Firefighters battle extreme cold and barn fire in Hartford

Farmers lose three heifers, 11,000 bales of hay

By Jaime Thomas

Area fire departments worked for two days, braving frigid temperatures, to completely put out a barn fire that started late Friday afternoon in Hartford.

The Hartford Volunteer Fire Department received multiple calls for a working structure fire at the Tyler family’s dairy farm at 188 Warren Road. They arrived to a blaze that was moving quickly through a large, combined heifer and hay barn but were able to stop it from spreading to the milking parlor.

“It was cooking good in a very short amount of time,” said Hartford Fire Chief Brian Jones. Soon crews from what he estimates to be at least 15 departments were on scene to battle the fire and rescue the calves that were housed in the burning structure.

Though the family initially thought they had lost many more, Jones said only three out of 75 heifers died.

“That is phenomenal in itself to get that many rescued. They were elated because we thought there was way more in there,” Jones said. He said a number of community members and farmers came to help round up the calves once they were out of the barn and move them to a friend’s farm in Argyle.

There still remained the problem, however, of temperatures dipping to 22 below zero hindering efforts to stop the blaze, 11,000 bales of hay fueling it and a herd of dairy cows that needed to be milked.

“A lot of people, farmers, neighbors, friends were all there, all pitching in to do something,” Jones said, and several community members, which he described as “handy people” were able to get a generator set up, so farmers were milking in the dairy barn by 10 that evening as the fire still blazed adjacent to it.

Meanwhile, trucks from more than a dozen area departments were coming and going to fight the fire in such bitter temperatures.

“It was just one cold, miserable night,” Jones said. “The weather was a real hindrance in this operation. The trucks were freezing, the hoses were freezing. To get water back to the fire scene was a problem.”

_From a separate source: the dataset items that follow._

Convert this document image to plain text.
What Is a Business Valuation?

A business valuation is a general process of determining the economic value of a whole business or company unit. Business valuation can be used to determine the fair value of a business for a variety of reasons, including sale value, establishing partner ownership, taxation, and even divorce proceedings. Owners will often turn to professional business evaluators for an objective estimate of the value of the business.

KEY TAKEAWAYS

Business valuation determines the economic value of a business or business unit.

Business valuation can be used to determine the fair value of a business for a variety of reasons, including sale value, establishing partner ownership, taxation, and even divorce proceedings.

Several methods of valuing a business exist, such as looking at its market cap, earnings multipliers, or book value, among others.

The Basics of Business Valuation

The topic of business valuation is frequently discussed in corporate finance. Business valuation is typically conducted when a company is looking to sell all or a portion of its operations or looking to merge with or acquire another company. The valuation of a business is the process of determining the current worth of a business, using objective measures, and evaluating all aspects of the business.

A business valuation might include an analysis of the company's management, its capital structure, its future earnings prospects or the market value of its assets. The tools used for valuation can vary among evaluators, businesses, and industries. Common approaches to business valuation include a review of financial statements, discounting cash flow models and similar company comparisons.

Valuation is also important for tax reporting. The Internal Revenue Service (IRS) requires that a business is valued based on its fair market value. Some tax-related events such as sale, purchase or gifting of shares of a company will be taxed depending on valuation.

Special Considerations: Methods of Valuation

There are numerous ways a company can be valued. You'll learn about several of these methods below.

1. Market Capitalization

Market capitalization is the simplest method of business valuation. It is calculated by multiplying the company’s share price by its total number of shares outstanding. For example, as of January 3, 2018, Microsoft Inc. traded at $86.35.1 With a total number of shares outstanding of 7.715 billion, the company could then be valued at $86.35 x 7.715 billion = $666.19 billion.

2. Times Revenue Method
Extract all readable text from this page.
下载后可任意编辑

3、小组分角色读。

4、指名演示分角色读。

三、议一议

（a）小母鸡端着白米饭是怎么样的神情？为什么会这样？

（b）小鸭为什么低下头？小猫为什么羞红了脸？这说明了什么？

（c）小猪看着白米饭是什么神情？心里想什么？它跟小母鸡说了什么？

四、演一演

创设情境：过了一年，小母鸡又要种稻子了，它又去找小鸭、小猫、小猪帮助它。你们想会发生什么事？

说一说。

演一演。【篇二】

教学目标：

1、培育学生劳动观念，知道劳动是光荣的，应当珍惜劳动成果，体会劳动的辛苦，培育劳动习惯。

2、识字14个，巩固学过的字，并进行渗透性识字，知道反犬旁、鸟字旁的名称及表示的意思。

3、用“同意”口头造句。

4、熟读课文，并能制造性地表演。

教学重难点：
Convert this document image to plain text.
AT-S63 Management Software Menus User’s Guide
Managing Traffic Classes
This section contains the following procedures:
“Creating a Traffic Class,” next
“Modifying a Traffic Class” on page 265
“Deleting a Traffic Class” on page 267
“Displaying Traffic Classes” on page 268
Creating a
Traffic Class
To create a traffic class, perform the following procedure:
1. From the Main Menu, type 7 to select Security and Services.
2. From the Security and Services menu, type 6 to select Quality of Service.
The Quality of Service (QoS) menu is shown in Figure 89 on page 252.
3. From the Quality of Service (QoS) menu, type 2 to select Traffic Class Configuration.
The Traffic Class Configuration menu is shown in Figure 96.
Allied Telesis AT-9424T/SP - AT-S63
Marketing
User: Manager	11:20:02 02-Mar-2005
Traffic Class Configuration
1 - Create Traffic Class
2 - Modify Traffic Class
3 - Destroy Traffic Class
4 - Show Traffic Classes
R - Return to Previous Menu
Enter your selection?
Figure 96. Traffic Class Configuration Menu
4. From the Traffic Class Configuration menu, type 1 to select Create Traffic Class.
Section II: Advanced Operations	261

To relieve the firefighters Washington County also provided a bus for them to go into to thaw. They attacked the blaze mostly from the exterior, but several teams stood in the barn doorway to shoot water inside. Jones said trucks left the scene at about 3:30 a.m., came back at 7 and let the barn continue burning throughout Saturday.

During the day, community members and Niagara Mohawk were on scene to rewire the barn and get power by 10 p.m.

Jones said he and his crew spent Saturday night monitoring the smoldering barn, put another load of water on it at 4 a.m. Sunday and finished with the scene by 4 p.m. that day. He said he was still looking into a cause but deemed it accidental.

Despite the hindering cold, Jones was grateful to the area departments and local residents who responded.

“I’m just thankful for all the volunteer fire companies and the community support—it was tremendous,” he said.